Infinite series problem
You may prove by induction that $$\sum_{r=0}^n\frac{2^{2^r}}{2^{2^{r+1}}-1}=1-\frac{1}{2^{2^{n+1}}-1}.$$(If yoiu didn't spot this conjecture at first, you will after calculating the first few partial sums.) Indeed the claim is correct if $n=0$, and if it holds for $n=k$ then $$\sum_{r=0}^{k+1}\frac{2^{2^r}}{2^{2^{r+1}}-1}=1-\frac{1}{2^{2^{k+1}}-1}+\frac{2^{2^{k+1}}}{2^{2^{k+2}}-1}=1-\frac{1}{2^{2^{k+2}}-1}$$as required, where the final calculation is the $a=2^{2^{k+1}}$ special case of $$1-\frac{1}{a-1}+\frac{a}{a^2-1}=1-\frac{1}{a^2-1}.$$You may wish to rewrite this argument as the computation of a telescoping series.
You may continue as:
$$\frac{2^n}{(2^n-1)(2^n+1)} =\frac{(2^n+1)-1}{(2^n-1)(2^n+1)} =\frac 1{2^n-1} - \frac 1{(2^n-1)(2^n+1)}$$ Where $n = 2^r$. Now write the sum as:
$$\left(\frac 11 - \frac 13\right) + \left(\frac 13 - \frac 1{15}\right) + ... + \left(\frac 1{2^n-1} - \frac 1{(2^n-1)(2^n+1)}\right)$$
After cancelling the terms you are left with:
$$1 - \frac 1{(2^n-1)(2^n+1)}$$
When $n$ tends to infinity, the expression becomes $1$.

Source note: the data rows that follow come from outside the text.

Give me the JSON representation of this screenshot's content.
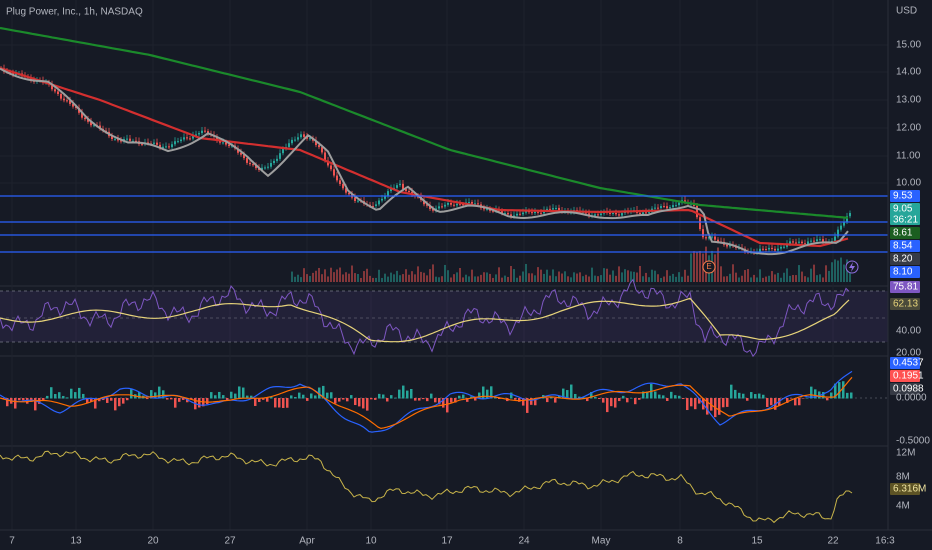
{
  "header": {
    "title": "Plug Power, Inc., 1h, NASDAQ",
    "currency": "USD"
  },
  "price_axis": [
    "15.00",
    "14.00",
    "13.00",
    "12.00",
    "11.00",
    "10.00"
  ],
  "price_tags": [
    {
      "text": "9.53"
    },
    {
      "text": "9.05",
      "countdown": "36:21"
    },
    {
      "text": "8.61"
    },
    {
      "text": "8.54"
    },
    {
      "text": "8.20"
    },
    {
      "text": "8.10"
    }
  ],
  "rsi": {
    "tags": [
      "75.81",
      "62.13"
    ],
    "ticks": [
      "40.00",
      "20.00"
    ]
  },
  "macd": {
    "tags": [
      "0.4537",
      "0.1951",
      "0.0988"
    ],
    "ticks": [
      "0.0000",
      "-0.5000"
    ]
  },
  "obv": {
    "ticks": [
      "12M",
      "8M",
      "4M"
    ],
    "tag": "6.316M"
  },
  "date_axis": [
    "7",
    "13",
    "20",
    "27",
    "Apr",
    "10",
    "17",
    "24",
    "May",
    "8",
    "15",
    "22",
    "16:3"
  ]
}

Note first that $$ \frac{2^n}{2^{2n}-1}=2^{-n}\frac{1}{1-2^{-2n}}=\sum_{k:\text{odd},k\in\Bbb N} 2^{-nk}. $$ If we sum over $n=2^j$, $j\ge 0$, we have $$ S=\sum_{j=0}^\infty \frac{2^{2^j}}{2^{2^{j+1}}-1}=\sum_{j=0}^\infty\sum_{k:\text{odd},k\in\Bbb N} 2^{-2^j\cdot k}=\sum_{l=1}^\infty 2^{-l}=1 $$ since every $l\ge 1$ has a unique representation $l=2^j\cdot k$ for some $j\ge 0$ and odd $k\in \Bbb N$.